Getting around isn't as easy as it should be, either. With a pretty substantial world to explore, you could use some help getting from A to B - but when you first start playing, it doesn't seem like you can actually fast travel. Of course, you don't actually have to trudge from one end of the world to another, and you can fast travel - the game just doesn't bother to tell you how. Or at least not properly. Instead, if you want to be able to get around the map quickly, the game relies on you finding, and then touching one of few caves that are scattered around the world. Once you've done this, it'll then explain you can use them to quickly jump from one place to another - but for something so essential to the game, it's daft that it relies on discovery. Stupider still is how you don't actually seem to be able to jump to your house - at least, until you accept a totally unrelated prompt. Pick up some things in the sniffy mini-games, and the game will ask if you want to return home and sell them. Say yes, and you'll mystically unlock the ability to fast travel to your house at any time - but if you keep rejecting it, as we did, you won't even know the ability exists.

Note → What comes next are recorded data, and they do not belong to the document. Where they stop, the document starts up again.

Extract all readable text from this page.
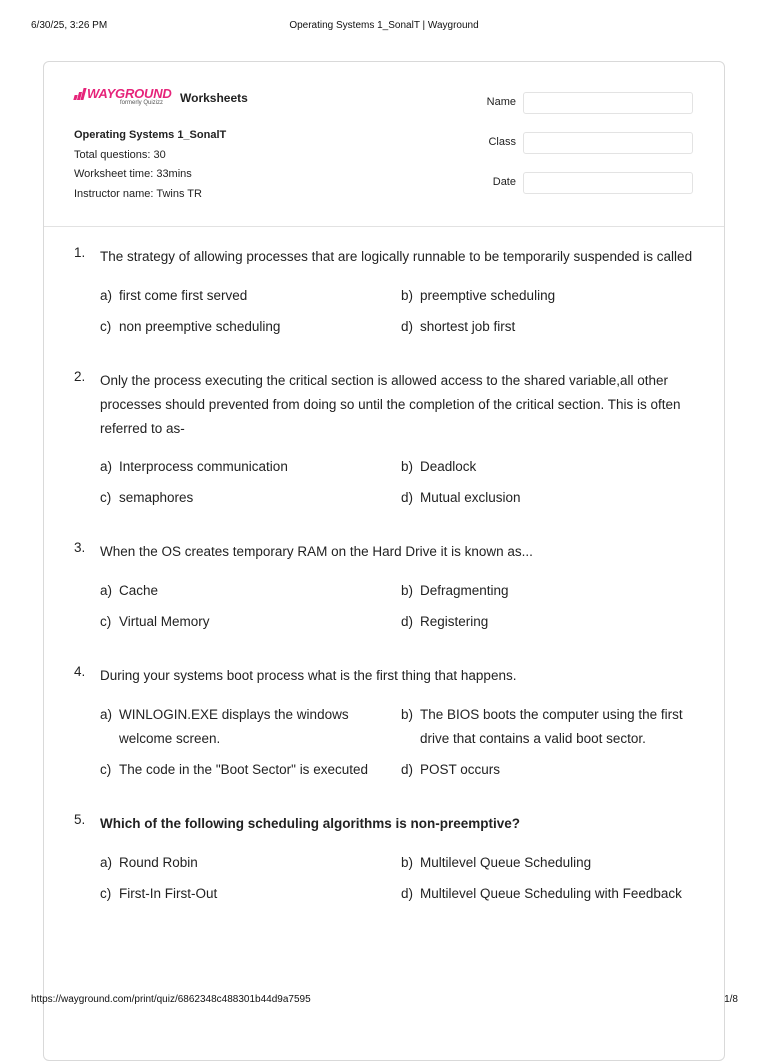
6/30/25, 3:26 PM	Operating Systems 1_SonalT | Wayground
WAYGROUND
formerly Quizizz	Worksheets
Operating Systems 1_SonalT
Total questions: 30
Worksheet time: 33mins
Instructor name: Twins TR
Name
Class
Date
1. The strategy of allowing processes that are logically runnable to be temporarily suspended is called
a) first come first served	b) preemptive scheduling
c) non preemptive scheduling	d) shortest job first
2. Only the process executing the critical section is allowed access to the shared variable,all other processes should prevented from doing so until the completion of the critical section. This is often referred to as-
a) Interprocess communication	b) Deadlock
c) semaphores	d) Mutual exclusion
3. When the OS creates temporary RAM on the Hard Drive it is known as...
a) Cache	b) Defragmenting
c) Virtual Memory	d) Registering
4. During your systems boot process what is the first thing that happens.
a) WINLOGIN.EXE displays the windows welcome screen.
b) The BIOS boots the computer using the first drive that contains a valid boot sector.
c) The code in the "Boot Sector" is executed d) POST occurs
5. Which of the following scheduling algorithms is non-preemptive?
a) Round Robin	b) Multilevel Queue Scheduling
c) First-In First-Out	d) Multilevel Queue Scheduling with Feedback
https://wayground.com/print/quiz/6862348c488301b44d9a7595	1/8
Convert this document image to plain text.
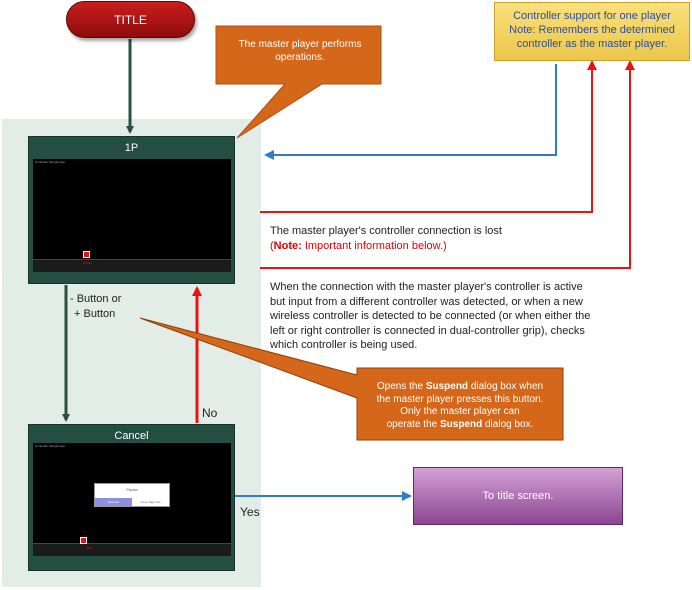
TITLE
1P
Controller Sample App
B Start
Cancel
Controller Sample App
Pause
Resume	Go to Sign Out
Start
The master player performs operations.
Opens the Suspend dialog box when
the master player presses this button.
Only the master player can
operate the Suspend dialog box.
Controller support for one player
Note: Remembers the determined
controller as the master player.
The master player's controller connection is lost
(Note: Important information below.)
When the connection with the master player's controller is active
but input from a different controller was detected, or when a new
wireless controller is detected to be connected (or when either the
left or right controller is connected in dual-controller grip), checks
which controller is being used.
- Button or
+ Button
No
Yes
To title screen.
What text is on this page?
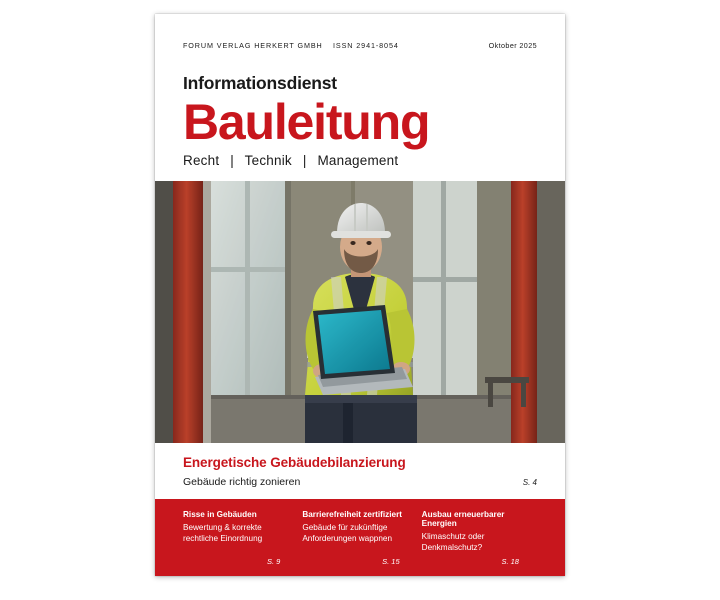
FORUM VERLAG HERKERT GMBH	ISSN 2941-8054	Oktober 2025
Informationsdienst
Bauleitung
Recht | Technik | Management
Energetische Gebäudebilanzierung
Gebäude richtig zonieren	S. 4
Risse in Gebäuden
Bewertung & korrekte
rechtliche Einordnung
S. 9
Barrierefreiheit zertifiziert
Gebäude für zukünftige
Anforderungen wappnen
S. 15
Ausbau erneuerbarer Energien
Klimaschutz oder
Denkmalschutz?
S. 18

Another frustration revolves around your dog and his business. Rather than making it obvious when your pup's stopped to, er, go to the loo, your dog instead seems to be the master of the stealth poo, dropping a bomb when you least expect it without so much as a squelch. And forget the fact he can talk - the last thing on your dog's mind is telling you what he's done. And that might not be a problem, were it not for the fact that if you leave any doggie doo doo lying around, you get fined. And when you don't even notice your dog doing his doo doo in the first place - especially seeing as he usually does it off camera! - that can seem a tad unfair.
Of course, kids, and particularly young kids often don't mind not being able to finish a game. If there's something cool they can do, they'll happily do it over, and over, and over again, until it starts to drive them (or more likely, you) insane. In Nintendogs, that "cool thing" was washing the dogs, where our little four year old cousin must have had the cleanest dog in the neighbourhood. You can imagine her disappointment then, when she discovers that PS Vita Pets won't actually let you clean your dog until it thinks the time is right. Yes, unless you've left your dog on its own for a few days, or taken it out on a walk, you actually aren't allowed to wash your dog. You can stroke it as much as you want, however, but even trying to get that to work's a bit hit a miss.

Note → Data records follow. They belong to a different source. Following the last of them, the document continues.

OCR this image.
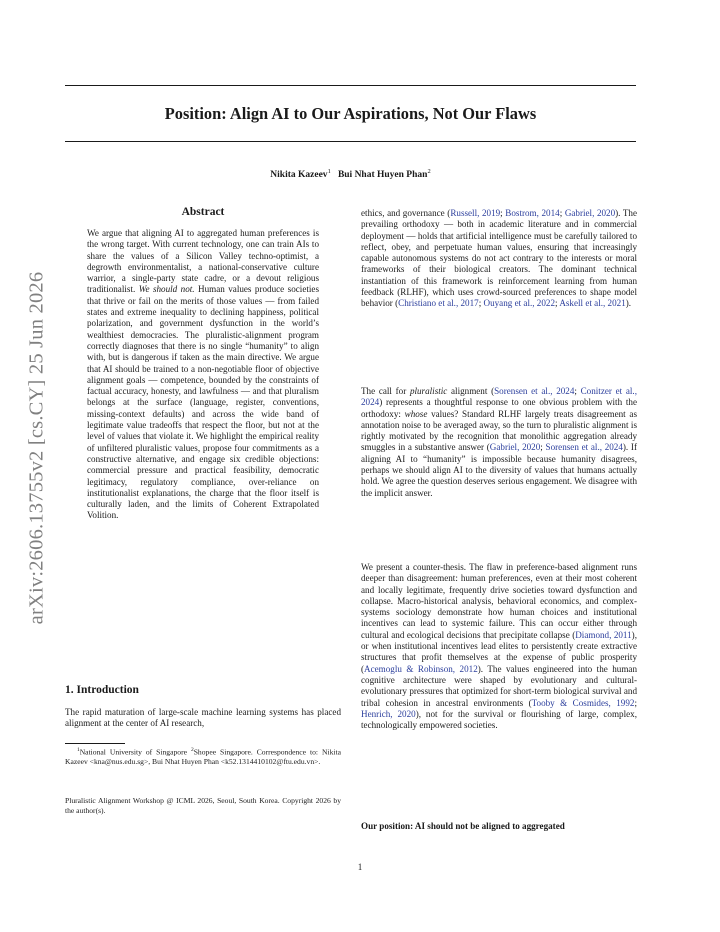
Position: Align AI to Our Aspirations, Not Our Flaws
Nikita Kazeev$^1$ Bui Nhat Huyen Phan$^2$
arXiv:2606.13755v2 [cs.CY] 25 Jun 2026
Abstract

We argue that aligning AI to aggregated human preferences is the wrong target. With current technology, one can train AIs to share the values of a Silicon Valley techno-optimist, a degrowth environmentalist, a national-conservative culture warrior, a single-party state cadre, or a devout religious traditionalist. We should not. Human values produce societies that thrive or fail on the merits of those values — from failed states and extreme inequality to declining happiness, political polarization, and government dysfunction in the world’s wealthiest democracies. The pluralistic-alignment program correctly diagnoses that there is no single “humanity” to align with, but is dangerous if taken as the main directive. We argue that AI should be trained to a non-negotiable floor of objective alignment goals — competence, bounded by the constraints of factual accuracy, honesty, and lawfulness — and that pluralism belongs at the surface (language, register, conventions, missing-context defaults) and across the wide band of legitimate value tradeoffs that respect the floor, but not at the level of values that violate it. We highlight the empirical reality of unfiltered pluralistic values, propose four commitments as a constructive alternative, and engage six credible objections: commercial pressure and practical feasibility, democratic legitimacy, regulatory compliance, over-reliance on institutionalist explanations, the charge that the floor itself is culturally laden, and the limits of Coherent Extrapolated Volition.

1. Introduction

The rapid maturation of large-scale machine learning systems has placed alignment at the center of AI research,

$^1$National University of Singapore $^2$Shopee Singapore. Correspondence to: Nikita Kazeev <kna@nus.edu.sg>, Bui Nhat Huyen Phan <k52.1314410102@ftu.edu.vn>.

Pluralistic Alignment Workshop @ ICML 2026, Seoul, South Korea. Copyright 2026 by the author(s).

ethics, and governance (Russell, 2019; Bostrom, 2014; Gabriel, 2020). The prevailing orthodoxy — both in academic literature and in commercial deployment — holds that artificial intelligence must be carefully tailored to reflect, obey, and perpetuate human values, ensuring that increasingly capable autonomous systems do not act contrary to the interests or moral frameworks of their biological creators. The dominant technical instantiation of this framework is reinforcement learning from human feedback (RLHF), which uses crowd-sourced preferences to shape model behavior (Christiano et al., 2017; Ouyang et al., 2022; Askell et al., 2021).

The call for pluralistic alignment (Sorensen et al., 2024; Conitzer et al., 2024) represents a thoughtful response to one obvious problem with the orthodoxy: whose values? Standard RLHF largely treats disagreement as annotation noise to be averaged away, so the turn to pluralistic alignment is rightly motivated by the recognition that monolithic aggregation already smuggles in a substantive answer (Gabriel, 2020; Sorensen et al., 2024). If aligning AI to “humanity” is impossible because humanity disagrees, perhaps we should align AI to the diversity of values that humans actually hold. We agree the question deserves serious engagement. We disagree with the implicit answer.

We present a counter-thesis. The flaw in preference-based alignment runs deeper than disagreement: human preferences, even at their most coherent and locally legitimate, frequently drive societies toward dysfunction and collapse. Macro-historical analysis, behavioral economics, and complex-systems sociology demonstrate how human choices and institutional incentives can lead to systemic failure. This can occur either through cultural and ecological decisions that precipitate collapse (Diamond, 2011), or when institutional incentives lead elites to persistently create extractive structures that profit themselves at the expense of public prosperity (Acemoglu & Robinson, 2012). The values engineered into the human cognitive architecture were shaped by evolutionary and cultural-evolutionary pressures that optimized for short-term biological survival and tribal cohesion in ancestral environments (Tooby & Cosmides, 1992; Henrich, 2020), not for the survival or flourishing of large, complex, technologically empowered societies.

Our position: AI should not be aligned to aggregated
1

In all, then, PS Vita Pets was a great chance to trump Nintendogs at its own game, but it's a chance that's been thoroughly missed. Falling sadly short of the high standards set by Nintendo's own doggy simulator, this is a game that grown ups will find confusing, yet alone the kids the game's aimed at. Adding a story in is a really nice touch, and the exploration aspect was a good attempt at making something more than just a dog fondling game, but PS Vita Pets gets most of the basics wrong. All we really need is a game that'll let us fuss a dog to our heart's content, and we'd be happy, but it's just not as much fun as it should be here. We'll just sit here with our fingers crossed, hoping we get a sequel with a variety of pets, and a much, much better interface, so this can be the time sink it really should have been.